Now celebrating 28 terrifying years in the West End, Robin Herford’s gripping production is a brilliantly successful study in atmosphere, illusion and controlled horror.
A lawyer obsessed with a curse that he believes has been cast over him and his family by the spectre of a Woman in Black, engages a sceptical young actor to help him tell his terrifying story and exorcise the fear that grips his soul. It all begins innocently enough, but then, as they reach further into his darkest memories, they find themselves caught up in a world of eerie marshes and moaning winds.
Please be advised that there are large school groups attending the show for most performances.
The Woman In Black is a classic ghost story that will haunt you for weeks after seeing it! Arthur Kipps, an older man who struggles with the ghosts of his past, hires a young actor to help him tell him tragic story. Drifting between past and present, we meet Arthur in his youth as a solicitor, on his way to a remote estate in a foggy marshland. There to handle the papers of the deceased Mrs. Drablow, Arthur quickly learns there are secrets to uncover in this big empty house, and its dark past is more of a dark present. Will the bumps in the night and creaking doors Arthur hears turn out to be something more sinister? Is it all the work of the legend of the evil woman in black?
This play is the ultimate spinechiller and your goosebumps will last for days after seeing The Woman In Black.
What To Watch For
- The show famously uses the audience’s imagination to create the sets. Horses and carts, props and even pets are imagined.
- The ‘play within a play’ element featured in The Woman In Black was not originally a part of Susan Hill’s book, on which the show is based.

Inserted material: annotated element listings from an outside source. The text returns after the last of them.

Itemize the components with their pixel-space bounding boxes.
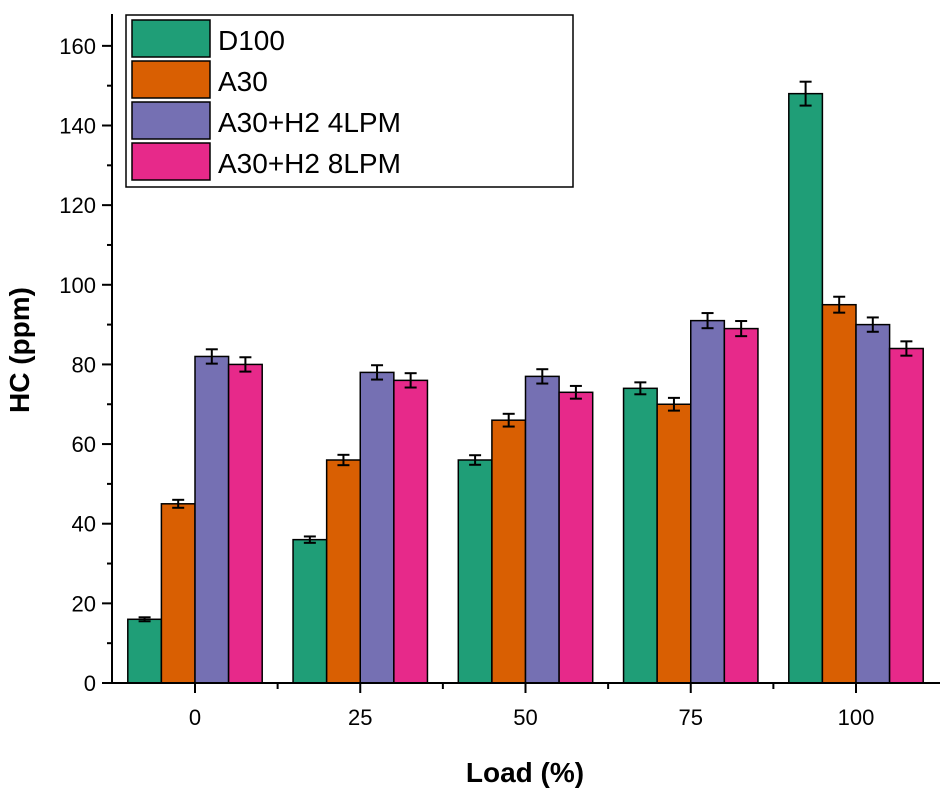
legend-swatch (131, 101, 211, 140)
y-axis-title: HC (ppm) (4, 287, 35, 413)
bar-a30-h2-8lpm-25 (393, 379, 429, 684)
x-tick-labels: 0 25 50 75 100 (189, 705, 874, 730)
y-tick-label: 0 (84, 671, 96, 696)
legend-label: A30+H2 8LPM (218, 148, 401, 179)
x-tick-label: 100 (838, 705, 875, 730)
y-tick-label: 140 (59, 114, 96, 139)
bar-a30-25 (325, 459, 361, 684)
y-tick-label: 80 (72, 352, 96, 377)
bar-d100-50 (457, 459, 493, 684)
bar-a30-h2-8lpm-100 (888, 347, 924, 684)
bar-a30-h2-4lpm-50 (524, 375, 560, 684)
bars (127, 92, 924, 684)
bar-a30-h2-8lpm-0 (227, 363, 263, 684)
legend-swatch (131, 142, 211, 181)
legend: D100 A30 A30+H2 4LPM A30+H2 8LPM (125, 14, 574, 188)
bar-a30-h2-8lpm-75 (723, 327, 759, 684)
legend-label: D100 (218, 25, 285, 56)
y-tick-label: 120 (59, 193, 96, 218)
bar-a30-h2-4lpm-75 (690, 319, 726, 684)
legend-swatch (131, 60, 211, 99)
bar-a30-h2-4lpm-100 (855, 323, 891, 684)
x-tick-label: 50 (513, 705, 537, 730)
x-tick-label: 75 (679, 705, 703, 730)
bar-a30-50 (491, 419, 527, 684)
x-tick-label: 0 (189, 705, 201, 730)
x-tick-label: 25 (348, 705, 372, 730)
minor-ticks (107, 84, 112, 645)
y-tick-label: 20 (72, 591, 96, 616)
bar-d100-100 (788, 92, 824, 684)
y-tick-label: 60 (72, 432, 96, 457)
axes (102, 14, 940, 693)
legend-label: A30+H2 4LPM (218, 107, 401, 138)
bar-d100-0 (127, 618, 163, 684)
bar-a30-75 (656, 403, 692, 684)
y-tick-label: 40 (72, 512, 96, 537)
bar-a30-0 (160, 503, 196, 684)
bar-a30-h2-8lpm-50 (558, 391, 594, 684)
x-axis-title: Load (%) (466, 757, 584, 788)
y-tick-label: 100 (59, 273, 96, 298)
legend-swatch (131, 19, 211, 58)
y-tick-label: 160 (59, 34, 96, 59)
bar-d100-75 (622, 387, 658, 684)
bar-a30-h2-4lpm-25 (359, 371, 395, 684)
legend-label: A30 (218, 66, 268, 97)
bar-a30-100 (821, 303, 857, 684)
bar-d100-25 (292, 538, 328, 684)
y-tick-labels: 0 20 40 60 80 100 120 140 160 (59, 34, 96, 696)
bar-a30-h2-4lpm-0 (194, 355, 230, 684)
error-bars (138, 80, 913, 623)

- The Woman In Black is the second longest running play in London, behind The Mousetrap.
2hrs (inc. interval)
Suitable for ages 12+
Russell Street, London, WC2B 5HH
The Fortune Theatre, once so succinctly described as 'This most intimate of theatres' first opened to the public on Saturday, 8th November 1924. Built on the site of the old Albion Tavern, it was the first London theatre to be built after World War I.